Whenever we act, it’s our conscious selves doing the acting. But starting in the late 1960 s, psychologists and neurologists started to find evidence that our self-aware part isn’t always in charge. Researchers discovered that we’re deeply influenced by perceptions, thoughts, emotions, and desires about which we’ve no awareness. Their research raised the worrying possibility that much of what we think and do is thought and done by an unconscious part of the brain and inner zombie. A few of the first evidence for this zombie came from studies of those who’d suffered brain injuries.
Studies of those who’d suffered brain injuries.
Some minutes later Warrington and Weiskrantz showed them the first 3 letters of every one of the words they’d just seen and forgotten and asked the amnesics to add some additional letters to make a word. Any word would do. The amnesiacs consistently chose the words they’d seen and forgotten, the interior zombie, somewhere beyond consciousness, retained memories of the words. Our inner zombies can also be capable to control our bodies. F. Suffered carbon monoxide poisoning and lost the capability to recognize objects and shapes. Her eyes were still relaying info to her brain, but the connections between regions of her brain had been damaged in order that she was no longer aware of what was before her. Scientists at the University of Western Ontario set a card on a table in front of D.

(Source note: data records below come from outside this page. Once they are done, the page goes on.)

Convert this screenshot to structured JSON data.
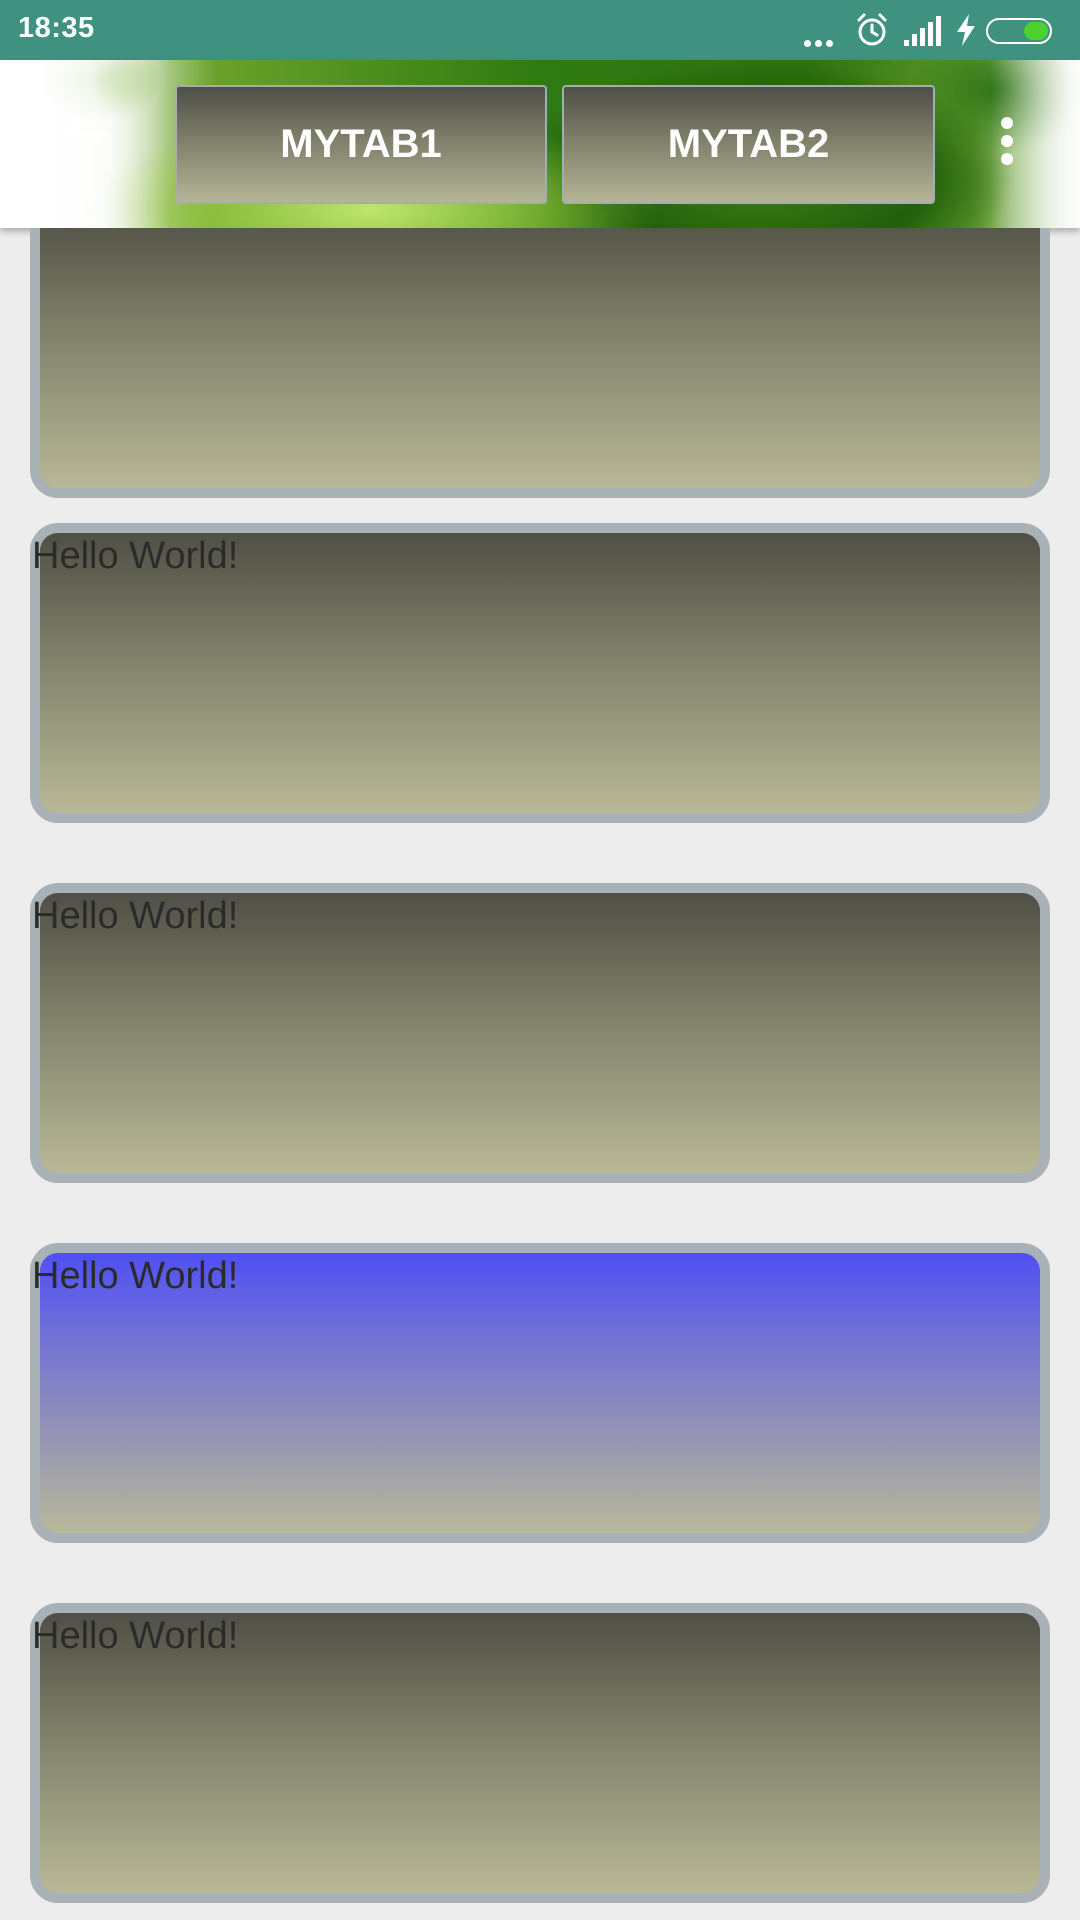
{
  "status_bar": {
    "time": "18:35"
  },
  "app_bar": {
    "tabs": [
      {
        "label": "MYTAB1"
      },
      {
        "label": "MYTAB2"
      }
    ]
  },
  "cards": [
    {
      "text": ""
    },
    {
      "text": "Hello World!"
    },
    {
      "text": "Hello World!"
    },
    {
      "text": "Hello World!"
    },
    {
      "text": "Hello World!"
    }
  ],
  "colors": {
    "status_bar_bg": "#3f9280",
    "card_border": "#a8b2b6",
    "card_gradient_top": "#4f4f45",
    "card_gradient_bottom": "#b8b897",
    "highlight_gradient_top": "#4f4ff5",
    "battery_fill": "#4cd12d",
    "page_background": "#ededed"
  }
}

And after that held up a disc with a slot in it. They asked D. To hold the card at the same angle as the slot. She couldn’t. But when asked to put the card in the slot as if she were sending a letter, she immediately and unknowingly turned the card to the correct angle and slipped it in. Nowadays a number of strong new tools can scrutinize the interior zombies in healthful brains. Earlier this year, a team of University of Copenhagen researchers reported rendering 11 healthful people momentarily blind by focusing a ray of magnetism at the rear of the subjects’ heads.
This interfered with the activity of neurons in a region called the visual cortex. For several minutes the neurons were deactivated, and the subjects reported that they couldn’t see anything. At the beginning of the experiment, the subjects who could see at this point in front of 3 lights, each with a button below it. When the center light went on, they’d to reach out their hand and press the button next to it. In some trials, the scientists turned off the center light just as the subjects began reaching, and turned on a different one. The subjects then had to shift their hand movement to press the correct button. Less than a 10th of a second after the light switch, though, the scientists hoped the subjects, instantly blinding them.